As the Melbourne International Film Festival (MIFF) kicks into full swing, the beautiful Astor Theatre played host to a special one-off event that combined the world of avant-garde cinema with one of the greatest experimental artists of all time.
Thurston Moore, frontman of the influential noise-rock group Sonic Youth, took the small stage at The Astor to perform a series of original compositions as a live soundtrack to four short films from pioneering experimental filmmaker Maya Deren.
Deren was a Ukrainian-American director whose debut 1943 short film Meshes of the Afternoon is noted as a key influential piece for well-known directors like David Lynch. This film, along with three other shorts made between 1944 and 1946 from Deren including Afternoon, At Land and Ritual in Transfigured Time plus a bonus unfinished short called The Witch’s Cradle, were on display set to atmospheric, ethereal soundscapes created by Moore.
Moore is no stranger to dynamic, experimental sounds and has made no secret of his love for Deren and the influence she has had on his art stating, “Maya Deren is an avant-garde godmother. Her mysterious images have burned into my consciousness like fiery, exotic dreams we are not supposed to talk about; each one a secret location of a symbolic prediction made with deep, dark magic in her sibyl cave.”

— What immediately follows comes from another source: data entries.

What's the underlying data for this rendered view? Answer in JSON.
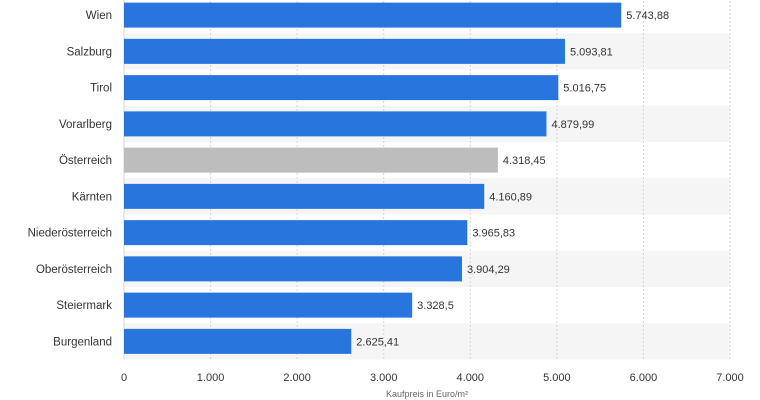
{
  "chart_data": {
    "type": "bar",
    "orientation": "horizontal",
    "categories": [
      "Wien",
      "Salzburg",
      "Tirol",
      "Vorarlberg",
      "Österreich",
      "Kärnten",
      "Niederösterreich",
      "Oberösterreich",
      "Steiermark",
      "Burgenland"
    ],
    "values": [
      5743.88,
      5093.81,
      5016.75,
      4879.99,
      4318.45,
      4160.89,
      3965.83,
      3904.29,
      3328.5,
      2625.41
    ],
    "value_labels": [
      "5.743,88",
      "5.093,81",
      "5.016,75",
      "4.879,99",
      "4.318,45",
      "4.160,89",
      "3.965,83",
      "3.904,29",
      "3.328,5",
      "2.625,41"
    ],
    "xlim": [
      0,
      7000
    ],
    "ticks": [
      0,
      1000,
      2000,
      3000,
      4000,
      5000,
      6000,
      7000
    ],
    "tick_labels": [
      "0",
      "1.000",
      "2.000",
      "3.000",
      "4.000",
      "5.000",
      "6.000",
      "7.000"
    ],
    "xlabel": "Kaufpreis in Euro/m²",
    "ylabel": "",
    "title": "",
    "grid": true,
    "colors": {
      "bar": "#2876dd",
      "highlight": "#bdbdbd"
    },
    "highlight_category": "Österreich"
  }
}
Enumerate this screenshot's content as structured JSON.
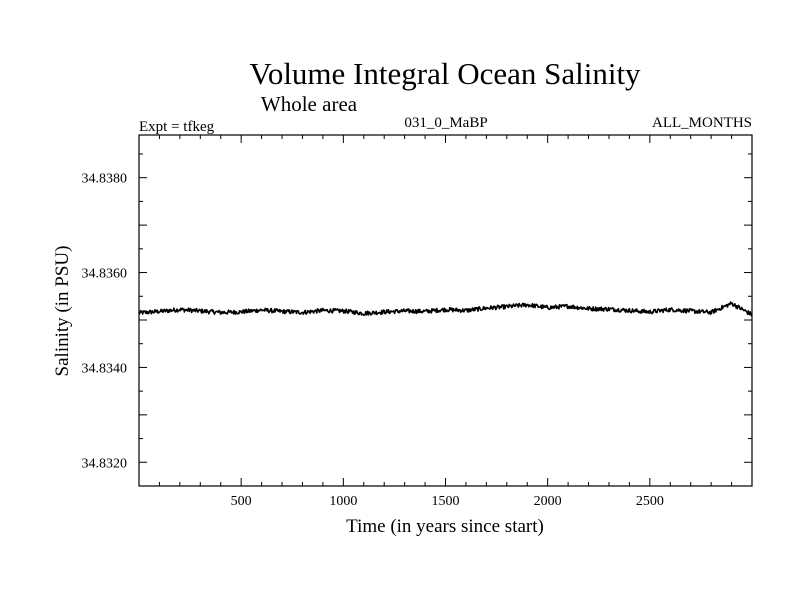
{
  "chart_data": {
    "type": "line",
    "title": "Volume Integral Ocean Salinity",
    "subtitle": "Whole area",
    "experiment": "Expt = tfkeg",
    "period": "031_0_MaBP",
    "months": "ALL_MONTHS",
    "xlabel": "Time (in years since start)",
    "ylabel": "Salinity (in PSU)",
    "xlim": [
      0,
      3000
    ],
    "ylim": [
      34.8315,
      34.8389
    ],
    "x_ticks": [
      500,
      1000,
      1500,
      2000,
      2500
    ],
    "x_tick_labels": [
      "500",
      "1000",
      "1500",
      "2000",
      "2500"
    ],
    "y_ticks": [
      34.832,
      34.834,
      34.836,
      34.838
    ],
    "y_tick_labels": [
      "34.8320",
      "34.8340",
      "34.8360",
      "34.8380"
    ],
    "grid": false,
    "series": [
      {
        "color": "#000000",
        "x": [
          0,
          100,
          200,
          300,
          400,
          500,
          600,
          700,
          800,
          900,
          1000,
          1100,
          1200,
          1300,
          1400,
          1500,
          1600,
          1700,
          1800,
          1900,
          2000,
          2100,
          2200,
          2300,
          2400,
          2500,
          2600,
          2700,
          2800,
          2900,
          3000
        ],
        "values": [
          34.83515,
          34.83518,
          34.83522,
          34.83519,
          34.83516,
          34.83517,
          34.83521,
          34.83518,
          34.83516,
          34.8352,
          34.83519,
          34.83514,
          34.83517,
          34.83519,
          34.83518,
          34.83522,
          34.8352,
          34.83525,
          34.83528,
          34.83532,
          34.83526,
          34.83529,
          34.83524,
          34.83523,
          34.8352,
          34.83517,
          34.83522,
          34.83519,
          34.83516,
          34.83535,
          34.83511
        ]
      }
    ]
  }
}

Armed with an electric guitar, three Fender Deville amps and a swathe of guitar pedals, Moore set about an experimental instrumental set that ranged from obtrusive feedback to gentle and beautiful reverb-drenched loops. Deren’s haunting imagery was the perfect backdrop to these sounds. Her signature moving rope, and the mirror-faced reflection of her multiple selves show just how ahead of her time and original the director was.
There may be some debate as to how well the syncing of the soundscapes and imagery was; however, Deren’s work leaves everything open to interpretation, and this was indeed Moore’s, so who is to argue?
The power of the sound that Moore is able to create with a relatively limited set of tools was the real skill on display; it was easy to get lost in his compositions while viewing the imagery and completely forget that the sound was coming from one man with no electronic help. Moore made his guitar pulse and squeal, bordering on unpleasant and quickly returning things to a more calming state. The level of control over a broad sonic landscape with limited controlling elements explains why Thurston Moore is and always will be the experimental king.